The glucostatic hypothesis represents a physiological control system that fits the criteria for controlling short-term energy consumption. Alfenas and Mattes looked at the long-term effects on appetite of consuming high- or low-GI foods over days and weeks, and their findings suggested there were no significant differences in either glycaemic and insulinemic responses, or in hunger, fullness, and desire to eat [8]. The long-term control of feeding thus appears to involve other factors, such as the secretion of leptin from fat (adipose) tissue.

References

  1. Mobbs CV et al. (2005). "Impaired glucose signaling as a cause of obesity and the metabolic syndrome: the glucoadipostatic hypothesis". Physiol Behav 85: 3-23. DOI:10.1016/j.physbeh.2005.04.005. PMID 15924903. Research Blogging.

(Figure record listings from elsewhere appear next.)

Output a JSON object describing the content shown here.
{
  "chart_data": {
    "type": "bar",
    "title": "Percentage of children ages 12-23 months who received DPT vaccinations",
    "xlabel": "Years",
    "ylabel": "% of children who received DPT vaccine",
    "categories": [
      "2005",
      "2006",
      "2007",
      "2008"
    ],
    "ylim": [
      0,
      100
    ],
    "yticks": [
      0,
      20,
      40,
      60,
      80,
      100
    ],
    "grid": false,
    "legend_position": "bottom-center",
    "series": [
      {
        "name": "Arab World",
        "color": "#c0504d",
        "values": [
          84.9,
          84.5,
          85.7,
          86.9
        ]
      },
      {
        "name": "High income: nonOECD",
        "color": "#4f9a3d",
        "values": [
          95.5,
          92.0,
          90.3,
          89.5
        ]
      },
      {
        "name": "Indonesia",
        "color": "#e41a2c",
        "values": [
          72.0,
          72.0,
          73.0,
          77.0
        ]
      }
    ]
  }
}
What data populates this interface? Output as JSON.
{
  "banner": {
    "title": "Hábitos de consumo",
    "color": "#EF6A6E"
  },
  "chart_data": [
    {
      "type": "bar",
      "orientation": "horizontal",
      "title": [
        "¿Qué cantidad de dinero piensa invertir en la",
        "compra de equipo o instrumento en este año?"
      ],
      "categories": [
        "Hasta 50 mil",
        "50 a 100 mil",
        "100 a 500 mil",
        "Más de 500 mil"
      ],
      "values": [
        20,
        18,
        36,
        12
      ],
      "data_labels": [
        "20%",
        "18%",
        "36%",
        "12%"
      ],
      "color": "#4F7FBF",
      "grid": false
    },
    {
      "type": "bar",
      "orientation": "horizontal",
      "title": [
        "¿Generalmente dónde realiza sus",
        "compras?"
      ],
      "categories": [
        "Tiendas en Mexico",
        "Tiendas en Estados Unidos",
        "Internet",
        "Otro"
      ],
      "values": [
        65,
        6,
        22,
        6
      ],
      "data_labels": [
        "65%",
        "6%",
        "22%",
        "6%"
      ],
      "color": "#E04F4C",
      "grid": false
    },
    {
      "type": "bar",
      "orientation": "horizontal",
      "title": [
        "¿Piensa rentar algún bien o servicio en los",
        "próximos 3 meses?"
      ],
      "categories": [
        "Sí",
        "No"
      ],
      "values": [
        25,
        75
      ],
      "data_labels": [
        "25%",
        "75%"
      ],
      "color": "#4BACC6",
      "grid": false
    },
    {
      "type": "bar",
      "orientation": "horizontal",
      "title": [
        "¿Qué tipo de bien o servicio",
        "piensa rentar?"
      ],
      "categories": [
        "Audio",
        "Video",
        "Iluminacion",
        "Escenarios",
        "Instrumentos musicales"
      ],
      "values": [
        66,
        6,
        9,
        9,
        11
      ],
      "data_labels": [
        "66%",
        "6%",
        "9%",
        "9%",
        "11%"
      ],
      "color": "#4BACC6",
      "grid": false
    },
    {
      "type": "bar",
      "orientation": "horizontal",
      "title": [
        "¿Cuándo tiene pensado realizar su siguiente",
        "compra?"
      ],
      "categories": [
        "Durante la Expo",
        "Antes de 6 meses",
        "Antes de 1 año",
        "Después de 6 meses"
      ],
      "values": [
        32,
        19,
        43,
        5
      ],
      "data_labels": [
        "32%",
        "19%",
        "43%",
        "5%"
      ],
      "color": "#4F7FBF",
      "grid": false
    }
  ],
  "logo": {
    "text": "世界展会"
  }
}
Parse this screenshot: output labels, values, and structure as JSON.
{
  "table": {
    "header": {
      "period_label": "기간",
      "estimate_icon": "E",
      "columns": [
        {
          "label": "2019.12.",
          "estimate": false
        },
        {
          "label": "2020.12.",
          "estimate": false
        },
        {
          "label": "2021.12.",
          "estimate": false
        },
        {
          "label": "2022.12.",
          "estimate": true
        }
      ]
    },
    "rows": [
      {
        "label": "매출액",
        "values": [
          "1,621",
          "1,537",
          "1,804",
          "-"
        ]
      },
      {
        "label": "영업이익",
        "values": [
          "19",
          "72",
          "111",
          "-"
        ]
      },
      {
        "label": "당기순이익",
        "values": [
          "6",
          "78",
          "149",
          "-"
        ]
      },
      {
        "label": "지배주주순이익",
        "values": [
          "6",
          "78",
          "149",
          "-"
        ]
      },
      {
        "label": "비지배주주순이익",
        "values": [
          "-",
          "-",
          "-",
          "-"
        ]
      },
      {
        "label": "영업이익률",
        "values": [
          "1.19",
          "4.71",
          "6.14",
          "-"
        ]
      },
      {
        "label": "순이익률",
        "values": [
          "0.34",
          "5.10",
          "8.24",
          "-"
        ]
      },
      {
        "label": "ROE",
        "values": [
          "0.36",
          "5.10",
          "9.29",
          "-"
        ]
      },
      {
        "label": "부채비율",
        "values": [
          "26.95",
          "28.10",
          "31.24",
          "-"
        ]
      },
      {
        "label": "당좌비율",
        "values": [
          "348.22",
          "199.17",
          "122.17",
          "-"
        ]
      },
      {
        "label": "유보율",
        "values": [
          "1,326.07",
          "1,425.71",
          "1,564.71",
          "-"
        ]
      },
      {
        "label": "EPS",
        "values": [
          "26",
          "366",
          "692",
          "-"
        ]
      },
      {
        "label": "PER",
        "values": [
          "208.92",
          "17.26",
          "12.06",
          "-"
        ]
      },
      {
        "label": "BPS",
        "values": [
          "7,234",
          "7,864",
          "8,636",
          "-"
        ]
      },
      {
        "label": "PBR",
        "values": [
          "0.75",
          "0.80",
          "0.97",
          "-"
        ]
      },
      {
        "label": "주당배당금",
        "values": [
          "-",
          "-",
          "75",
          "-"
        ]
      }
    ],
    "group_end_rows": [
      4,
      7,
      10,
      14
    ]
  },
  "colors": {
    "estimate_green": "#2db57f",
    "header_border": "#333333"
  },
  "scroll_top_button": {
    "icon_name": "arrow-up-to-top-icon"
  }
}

  2. 2.0 2.1 Flint Aet al. (2006). "Glycemic and insulinemic responses as determinants of appetite in humans". Am J Clin Nutr 84: 1365-73. PMID 17158418.
  3. Ritter S et al. (2006). "Hindbrain catecholamine neurons control multiple glucoregulatory responses". Physiol Behav 89: 490-500. PMID 16887153.
  4. Mayer J (1955). "Regulation of energy intake and the body weight: the glucostatic theory and the lipostatic hypothesis". Ann N Y Acad Sci 63: 15-43. PMID 13249313.
  5. Warren JM et al. (2003). "Low glycemic index breakfasts and reduced food intake in preadolescent children.". Pediatrics 112: e414. PMID 14595085.
  6. Ball SD et al. (2003). "Prolongation of satiety after low versus moderately high glycemic index meals in obese adolescents.". Pediatrics 111: 488-94. PMID 12612226.
  7. Arumugam V et al. (2008). "A high-glycemic meal pattern elicited increased subjective appetite sensations in overweight and obese women". Appetite 50: 215-22. PMID 17714828.
  8. Alfenas RC, Mattes RD (2005). "Influence of glycemic index/load on glycemic response, appetite, and food intake in healthy humans". Diabetes Care 28: 2123-9. PMID 16123477.